You are what you eat: Food as a lens into identity
As a sociologist interested in farming identities, my focus has always been on those working with the crops or animals that end up on our plates. It’s not until recently that I’ve started to explore the interconnections of the food supply chain. Food stuffs can be evocative of memories, and storytelling around these parts of culture have become a research method to bring issues that matter to life.
The Sociological Imagination points to a particular way of thinking that facilitates an understanding of the social world, for example by taking an object and examining its significance in context, whether that be for society at large or from a personal perspective. Indeed, sociology connects these two aspects and examines the relationship between them. It dawned on me in preparing for a recent ‘show and tell’ conference session about food, that that was exactly what we were doing.
I chose a bag of British sugar for my show and tell. It dawned on me that this seemingly insignificant cupboard staple had pride of place in mine. For me, this humble bag connects both the production and consumption of food in a meaningful way.
Before it reaches supermarkets, the sugar comes from factories in the east of the UK which process sugar beet received from farmers like my father. It means that there is a possibility that any bag may contain sugar grown at the farm where I grew up and because of the labouring of my family. Somehow it represents an emotional proximity when physical proximity is not possible. I have fond memories of tussling a rogue sugar beet from the clasp of my Jack Russell’s mouth through fears of what damage his sweet tooth might do. I have gazed through the bedroom window at fields of leafy green tops which adorn these underground figures that resemble a bulbous version of a carrot.

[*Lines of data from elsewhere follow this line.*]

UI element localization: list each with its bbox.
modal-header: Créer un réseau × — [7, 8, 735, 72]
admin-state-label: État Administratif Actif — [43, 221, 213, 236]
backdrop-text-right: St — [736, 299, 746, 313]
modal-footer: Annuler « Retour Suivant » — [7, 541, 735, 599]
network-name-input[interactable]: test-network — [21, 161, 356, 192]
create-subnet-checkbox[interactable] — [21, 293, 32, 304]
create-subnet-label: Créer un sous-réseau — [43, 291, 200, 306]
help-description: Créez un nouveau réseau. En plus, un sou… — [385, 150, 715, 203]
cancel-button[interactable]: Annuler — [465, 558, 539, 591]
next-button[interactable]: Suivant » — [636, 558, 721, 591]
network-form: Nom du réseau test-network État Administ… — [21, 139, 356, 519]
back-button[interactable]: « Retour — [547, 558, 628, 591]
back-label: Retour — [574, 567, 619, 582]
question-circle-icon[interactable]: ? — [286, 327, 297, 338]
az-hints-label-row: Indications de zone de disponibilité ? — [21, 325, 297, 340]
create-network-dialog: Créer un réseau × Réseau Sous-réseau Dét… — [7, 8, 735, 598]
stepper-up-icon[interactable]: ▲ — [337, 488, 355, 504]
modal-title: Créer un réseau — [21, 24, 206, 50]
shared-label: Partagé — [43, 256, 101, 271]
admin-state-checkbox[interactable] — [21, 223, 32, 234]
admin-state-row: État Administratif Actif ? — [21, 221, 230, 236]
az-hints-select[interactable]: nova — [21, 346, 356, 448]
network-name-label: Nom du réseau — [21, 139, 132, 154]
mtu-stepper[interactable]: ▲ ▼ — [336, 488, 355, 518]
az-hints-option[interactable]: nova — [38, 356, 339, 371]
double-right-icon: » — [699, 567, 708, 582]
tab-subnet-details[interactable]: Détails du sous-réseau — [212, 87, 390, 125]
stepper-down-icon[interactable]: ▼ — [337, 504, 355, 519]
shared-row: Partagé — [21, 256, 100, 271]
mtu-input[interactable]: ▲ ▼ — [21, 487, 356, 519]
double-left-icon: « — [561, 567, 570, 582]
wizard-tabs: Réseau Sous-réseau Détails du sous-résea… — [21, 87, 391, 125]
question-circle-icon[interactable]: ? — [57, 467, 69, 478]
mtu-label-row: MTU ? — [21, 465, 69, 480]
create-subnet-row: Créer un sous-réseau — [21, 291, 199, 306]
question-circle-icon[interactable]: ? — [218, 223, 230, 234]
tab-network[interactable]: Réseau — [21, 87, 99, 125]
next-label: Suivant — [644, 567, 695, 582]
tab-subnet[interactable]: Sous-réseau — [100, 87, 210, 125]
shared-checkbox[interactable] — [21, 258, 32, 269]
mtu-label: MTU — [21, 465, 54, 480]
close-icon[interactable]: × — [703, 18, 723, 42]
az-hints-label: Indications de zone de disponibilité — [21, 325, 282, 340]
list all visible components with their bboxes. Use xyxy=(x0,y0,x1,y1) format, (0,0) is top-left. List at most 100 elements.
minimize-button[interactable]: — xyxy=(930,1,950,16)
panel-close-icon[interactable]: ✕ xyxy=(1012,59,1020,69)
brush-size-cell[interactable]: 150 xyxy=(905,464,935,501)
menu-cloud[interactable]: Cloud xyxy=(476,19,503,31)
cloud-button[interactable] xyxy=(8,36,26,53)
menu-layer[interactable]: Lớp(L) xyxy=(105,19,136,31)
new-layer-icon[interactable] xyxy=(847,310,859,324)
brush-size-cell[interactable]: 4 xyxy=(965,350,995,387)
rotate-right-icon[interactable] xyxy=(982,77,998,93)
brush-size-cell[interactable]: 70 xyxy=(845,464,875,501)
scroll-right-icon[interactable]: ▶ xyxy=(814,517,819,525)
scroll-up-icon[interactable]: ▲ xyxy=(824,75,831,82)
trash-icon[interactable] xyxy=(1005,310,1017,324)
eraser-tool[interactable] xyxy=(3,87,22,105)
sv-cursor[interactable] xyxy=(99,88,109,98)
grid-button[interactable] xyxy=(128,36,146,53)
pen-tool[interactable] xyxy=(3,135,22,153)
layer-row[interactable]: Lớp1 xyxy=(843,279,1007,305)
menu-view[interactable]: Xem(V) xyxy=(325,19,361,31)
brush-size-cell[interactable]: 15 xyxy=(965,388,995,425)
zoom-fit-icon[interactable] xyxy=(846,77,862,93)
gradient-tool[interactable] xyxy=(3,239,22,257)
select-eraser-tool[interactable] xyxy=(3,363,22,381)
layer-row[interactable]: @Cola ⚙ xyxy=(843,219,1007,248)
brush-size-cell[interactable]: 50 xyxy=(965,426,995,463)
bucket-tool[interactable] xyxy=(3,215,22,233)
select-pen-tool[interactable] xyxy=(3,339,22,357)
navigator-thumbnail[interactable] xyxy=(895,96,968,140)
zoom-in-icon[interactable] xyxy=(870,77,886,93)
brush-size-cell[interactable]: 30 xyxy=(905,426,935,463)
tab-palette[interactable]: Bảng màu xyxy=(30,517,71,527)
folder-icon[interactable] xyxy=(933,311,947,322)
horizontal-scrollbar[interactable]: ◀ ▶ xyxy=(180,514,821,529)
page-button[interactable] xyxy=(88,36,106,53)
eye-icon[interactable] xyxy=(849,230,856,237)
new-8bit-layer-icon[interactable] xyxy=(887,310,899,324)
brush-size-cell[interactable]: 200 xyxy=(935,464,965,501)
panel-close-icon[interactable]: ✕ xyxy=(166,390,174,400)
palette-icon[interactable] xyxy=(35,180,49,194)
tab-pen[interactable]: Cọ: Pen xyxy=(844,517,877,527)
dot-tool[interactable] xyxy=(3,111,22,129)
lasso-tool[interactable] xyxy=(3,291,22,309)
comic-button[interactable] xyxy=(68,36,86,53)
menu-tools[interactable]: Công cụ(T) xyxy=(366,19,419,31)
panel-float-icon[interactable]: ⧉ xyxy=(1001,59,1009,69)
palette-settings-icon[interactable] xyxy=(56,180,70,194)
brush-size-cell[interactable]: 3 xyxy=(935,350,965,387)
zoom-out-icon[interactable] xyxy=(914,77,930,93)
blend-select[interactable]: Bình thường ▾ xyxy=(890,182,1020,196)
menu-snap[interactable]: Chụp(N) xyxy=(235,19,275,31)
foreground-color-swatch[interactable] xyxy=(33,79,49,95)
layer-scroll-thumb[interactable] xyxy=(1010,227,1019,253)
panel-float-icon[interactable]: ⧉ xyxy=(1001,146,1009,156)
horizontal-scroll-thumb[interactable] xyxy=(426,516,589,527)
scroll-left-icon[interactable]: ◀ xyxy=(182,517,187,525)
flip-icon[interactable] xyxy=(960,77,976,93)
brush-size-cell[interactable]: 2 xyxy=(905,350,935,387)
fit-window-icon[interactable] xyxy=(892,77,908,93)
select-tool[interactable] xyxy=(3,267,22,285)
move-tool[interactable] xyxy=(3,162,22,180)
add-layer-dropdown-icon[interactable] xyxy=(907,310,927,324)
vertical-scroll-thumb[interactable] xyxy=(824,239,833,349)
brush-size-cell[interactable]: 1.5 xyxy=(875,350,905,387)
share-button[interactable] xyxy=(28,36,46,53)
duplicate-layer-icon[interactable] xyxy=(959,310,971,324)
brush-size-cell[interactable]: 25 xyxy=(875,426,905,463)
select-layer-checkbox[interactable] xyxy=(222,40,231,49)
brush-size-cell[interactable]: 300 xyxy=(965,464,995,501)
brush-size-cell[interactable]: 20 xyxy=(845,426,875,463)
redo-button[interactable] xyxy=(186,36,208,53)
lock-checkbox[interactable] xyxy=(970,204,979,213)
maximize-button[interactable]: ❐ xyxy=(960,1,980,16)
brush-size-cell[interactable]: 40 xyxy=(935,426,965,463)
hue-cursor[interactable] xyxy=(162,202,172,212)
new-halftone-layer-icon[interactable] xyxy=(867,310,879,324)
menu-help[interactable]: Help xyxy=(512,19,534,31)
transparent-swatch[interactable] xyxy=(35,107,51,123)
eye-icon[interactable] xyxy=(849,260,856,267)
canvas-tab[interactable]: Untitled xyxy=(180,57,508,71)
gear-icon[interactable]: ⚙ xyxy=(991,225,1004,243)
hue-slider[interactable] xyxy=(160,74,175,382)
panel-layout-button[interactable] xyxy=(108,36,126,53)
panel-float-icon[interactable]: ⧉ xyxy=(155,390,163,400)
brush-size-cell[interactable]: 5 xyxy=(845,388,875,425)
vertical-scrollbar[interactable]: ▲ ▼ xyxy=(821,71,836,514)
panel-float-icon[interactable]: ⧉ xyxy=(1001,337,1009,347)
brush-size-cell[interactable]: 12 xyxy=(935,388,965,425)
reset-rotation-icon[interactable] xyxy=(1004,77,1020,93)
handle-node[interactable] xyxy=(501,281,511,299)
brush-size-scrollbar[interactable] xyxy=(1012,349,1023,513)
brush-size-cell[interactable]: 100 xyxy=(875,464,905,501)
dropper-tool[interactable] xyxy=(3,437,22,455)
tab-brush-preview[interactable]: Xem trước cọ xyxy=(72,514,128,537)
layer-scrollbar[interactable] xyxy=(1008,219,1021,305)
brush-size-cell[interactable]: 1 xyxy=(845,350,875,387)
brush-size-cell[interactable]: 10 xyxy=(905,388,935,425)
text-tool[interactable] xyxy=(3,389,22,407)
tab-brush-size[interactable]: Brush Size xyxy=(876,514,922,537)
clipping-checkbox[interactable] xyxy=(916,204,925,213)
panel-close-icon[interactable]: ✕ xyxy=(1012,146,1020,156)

It is also a question of the urban and the rural for me. When I am removed from that green vision which encapsulates the blood, sweat and tears of farming, I can feel connected through my consumption. Sugar is vital to my sense of identity as an avid baker. From a young age, I would bake with my grandmother as she showed me family recipes for traditional Scottish fare. Where the sugar is housed in my kitchen, namely the ‘baking box’, says it all about the distinction made from this merely being a garnish in a cup of tea, to a vital ingredient to the likes of shortbread.
Ingredients are perhaps an apt analogy for the moments that make up the sense of who we are. Many sociological theories have grappled with what is meant by identity and the extent to which it is singular or plural, fixed or flexible. What has become apparent is that identity is not a solely individual phenomenon as we understand ourselves in relation to others, our relationships to individuals and institutions in society. After all, the sugar tells a story about the biography of my family experience, as well as the bigger picture of patterns of food production and consumption.
How does food play a role in your identity?